How to reset the Filebeat registry

Resetting the Filebeat registry makes tracked log files look unseen again, which is useful after corrupted state, incorrect offsets, or a deliberate replay of previously harvested data. The same action can resend events that downstream outputs have already accepted, so it belongs in a controlled maintenance window.

Filebeat stores persistent state under path.data, including the registry that records file identity and the last acknowledged offset for each harvested file. Current DEB and RPM packages place that data under /var/lib/filebeat, keep the main configuration in /etc/filebeat, and start the service with a systemd unit that passes those path options to /usr/share/filebeat/bin/filebeat.

The reset must happen while filebeat.service is stopped so the registry is not rewritten during the move. Current filestream inputs also tie state to the input ID and file identity method; in 9.x, the default fingerprint identity hashes the first 1024 bytes of a file, so very small files might not be ingested again until they grow past that threshold even after the registry is reset.

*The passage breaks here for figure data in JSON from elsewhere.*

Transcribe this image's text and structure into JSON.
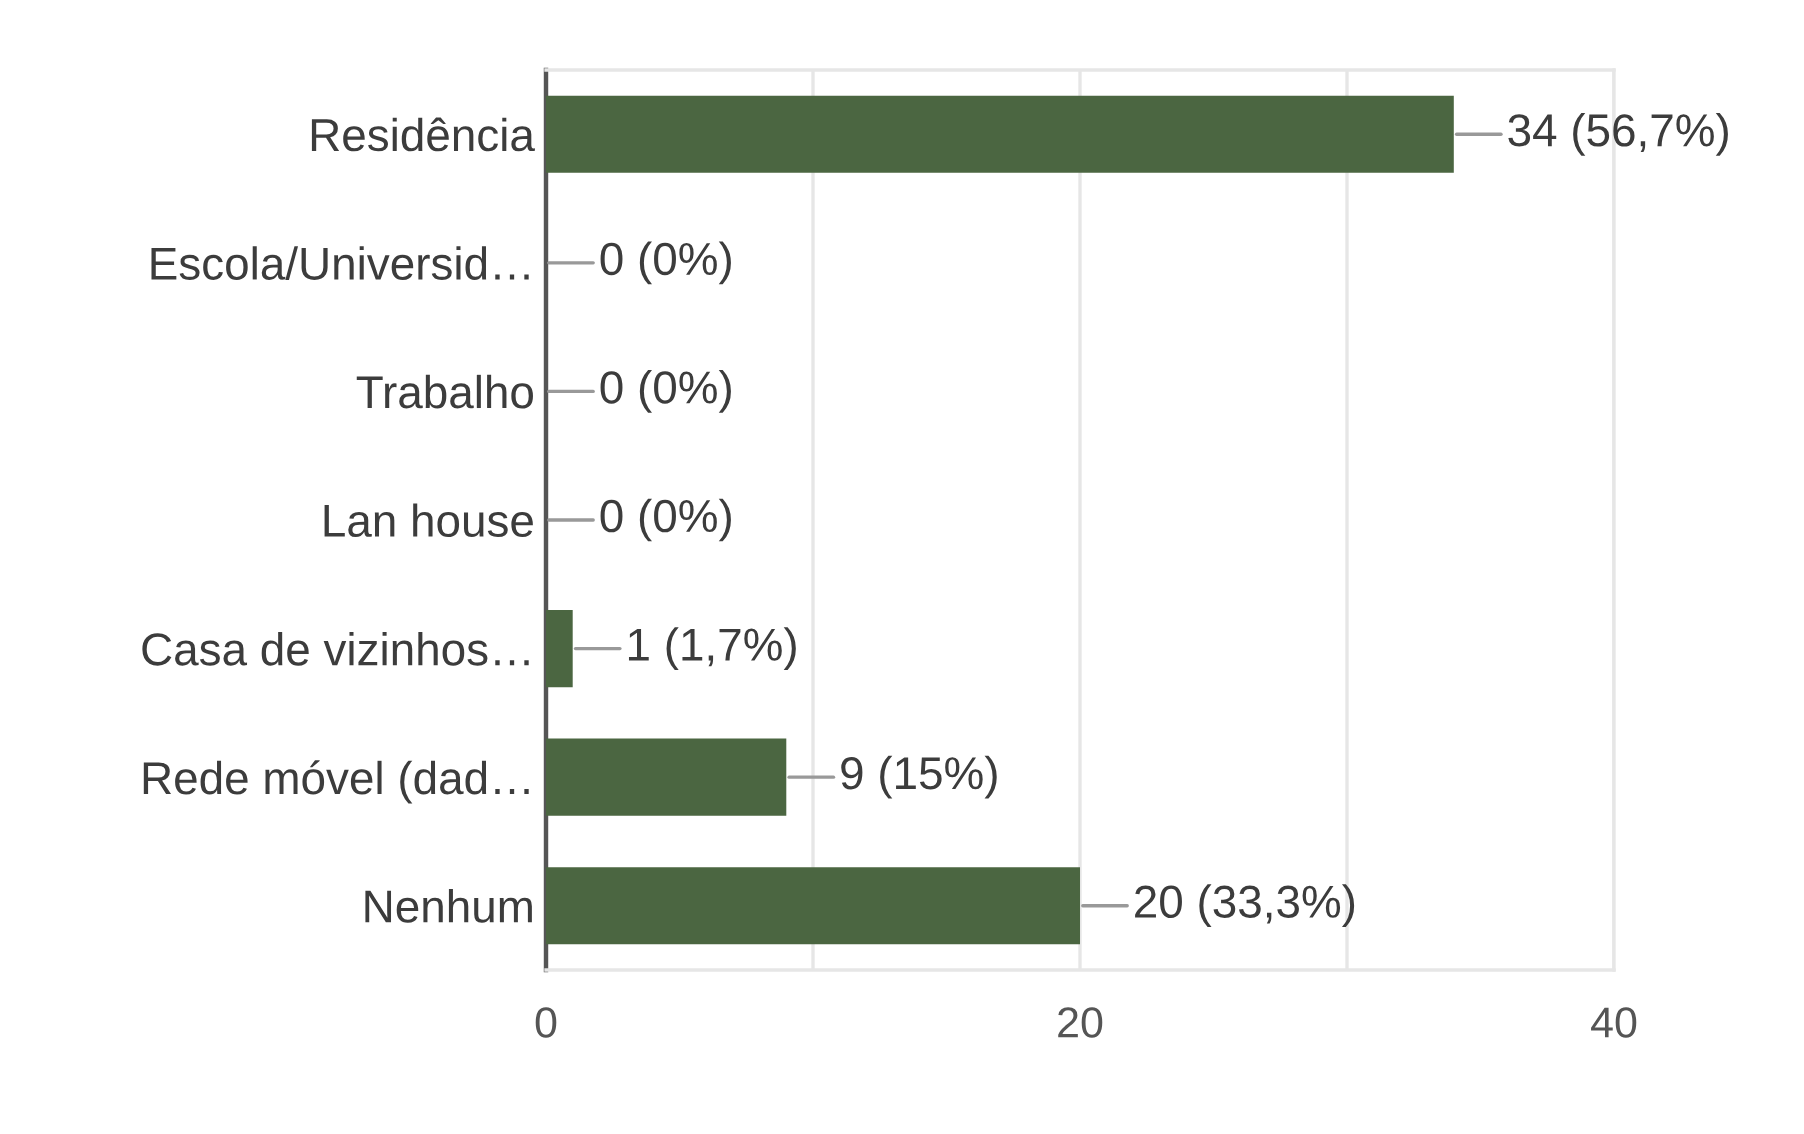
{
  "chart_data": {
    "type": "bar",
    "orientation": "horizontal",
    "categories": [
      "Residência",
      "Escola/Universid…",
      "Trabalho",
      "Lan house",
      "Casa de vizinhos…",
      "Rede móvel (dad…",
      "Nenhum"
    ],
    "values": [
      34,
      0,
      0,
      0,
      1,
      9,
      20
    ],
    "color": "#4b6641",
    "value_labels": [
      "34 (56,7%)",
      "0 (0%)",
      "0 (0%)",
      "0 (0%)",
      "1 (1,7%)",
      "9 (15%)",
      "20 (33,3%)"
    ],
    "xlim": [
      0,
      40
    ],
    "xticks": [
      0,
      {
        "value": 10,
        "label": null
      },
      20,
      {
        "value": 30,
        "label": null
      },
      40
    ],
    "grid": "x"
  }
}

Steps to reset the Filebeat registry:

  1. Stop the Filebeat service. 
    $ sudo systemctl stop filebeat

    Related: How to manage the Filebeat service with systemctl in Linux

  2. Move the current registry directory out of the way instead of deleting it permanently. 
    $ sudo mv /var/lib/filebeat/registry /var/lib/filebeat/registry.bak

    On current DEB and RPM installs the registry lives under /var/lib/filebeat; replace that path with the active path.data directory when Filebeat was started with a custom data path.

    Moving the whole /registry directory preserves the current log.json and meta.json state files for rollback or comparison.

    Resetting the registry can resend events that have already been indexed or forwarded.

  3. Start the Filebeat service again so it creates a new registry. 
    $ sudo systemctl start filebeat

    Related: How to manage the Filebeat service with systemctl in Linux

  4. Confirm the Filebeat service returned to the running state. 
    $ sudo systemctl is-active filebeat
active

    When the unit does not return active, check sudo journalctl -u filebeat.service --no-pager --lines=30 because current systemd package installs store service logs in the journal by default.

    Related: How to manage the Filebeat service with systemctl in Linux

  5. List the recreated registry files. 
    $ sudo find /var/lib/filebeat/registry -maxdepth 2 -type f | sort
/var/lib/filebeat/registry/filebeat/log.json
/var/lib/filebeat/registry/filebeat/meta.json

    A new /registry directory confirms Filebeat wrote fresh state files after startup. On current filestream inputs, the first eligible scan repopulates those files, but very small files can still wait until they reach the default 1024-byte fingerprint threshold.